For 25 years, Reuge and
his wife Maria operated Mirabelle in St. James, considered by many
discriminating gastronomes to be the very best Long Island has to offer. He closed the original Mirabelle in December
2008 to join Three Village Inn where he also operates Mirabelle Tavern and the property’s catering arm.
The new Mirabelle
Restaurant opened to rave reviews garnering an “Exceptional” rating from Newsday.
“The reborn Mirabelle, haute in cuisine and refined in style, improves
on the original and in a handsome, serene setting. It’s still a plum,” Peter Gianotti commends,
“Reuge pairs exceptional local produce and meticulous technique.” The New York Times rated it “Don’t Miss”
(the highest rating that is equivalent to the former four-star or “Excellent”
rating). “The new Mirabelle is larger and lovelier than the original,” Joanne
Starkey raves, “The move to Stony Brook seems to have revitalized the kitchen,
with spectacular results.” Former food
critic for The New York Times, Richard
Scholem, who now reviews for Long Island
Pulse rated the restaurant four-and-a-half stars or an extreme “Excellent.”

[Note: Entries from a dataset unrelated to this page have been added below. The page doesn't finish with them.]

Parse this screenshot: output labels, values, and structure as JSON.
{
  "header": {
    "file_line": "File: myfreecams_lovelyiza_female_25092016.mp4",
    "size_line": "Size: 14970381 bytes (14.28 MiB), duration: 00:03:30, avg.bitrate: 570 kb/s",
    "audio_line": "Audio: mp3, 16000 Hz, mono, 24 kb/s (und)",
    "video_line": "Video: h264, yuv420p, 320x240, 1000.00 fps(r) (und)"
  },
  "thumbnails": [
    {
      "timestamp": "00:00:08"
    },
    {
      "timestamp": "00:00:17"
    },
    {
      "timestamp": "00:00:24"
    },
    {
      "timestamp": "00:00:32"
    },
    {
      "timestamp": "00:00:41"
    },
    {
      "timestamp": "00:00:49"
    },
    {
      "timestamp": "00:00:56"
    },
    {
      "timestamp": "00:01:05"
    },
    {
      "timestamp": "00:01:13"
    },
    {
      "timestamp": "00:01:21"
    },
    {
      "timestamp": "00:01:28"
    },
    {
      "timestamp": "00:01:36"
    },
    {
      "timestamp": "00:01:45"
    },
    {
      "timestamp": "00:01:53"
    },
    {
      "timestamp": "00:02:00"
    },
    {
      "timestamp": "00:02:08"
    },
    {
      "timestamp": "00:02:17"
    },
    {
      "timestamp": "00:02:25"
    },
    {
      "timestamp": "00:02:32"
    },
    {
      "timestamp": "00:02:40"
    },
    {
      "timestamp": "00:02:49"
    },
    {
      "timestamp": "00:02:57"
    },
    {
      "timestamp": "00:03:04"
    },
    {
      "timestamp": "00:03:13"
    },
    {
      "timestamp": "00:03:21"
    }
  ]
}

Scholem says, “There are many excellent restaurants on Long Island—none are
better than Mirabelle.”
The original Mirabelle
was also an immediate success meriting a cover story in Newsday, an “Excellent” rating from Florence Fabricant of The New York Times, and a four-star
rating (“Exceptional”) from Newsday. When the Zagat
guide published its first suburban New York booklet in the 1980s, Mirabelle was
awarded a rating of 27/23/25 with the comment: “Not widely known, but the few
who know it want to keep it a secret.” As Mirabelle grew and matured, its
reputation for excellence spread throughout Long Island and beyond.
Highly respected by his
peers, Reuge received the prestigious La Toque d’Argent (the Silver Toque) by
the Maitres Cuisiniers de France, who declared him “Chef of the Year” in
2006. He has earned a well-deserved
reputation for consistently serving top quality food and now brings Mirabelle’s
impeccable service to this historic Stony Brook landmark.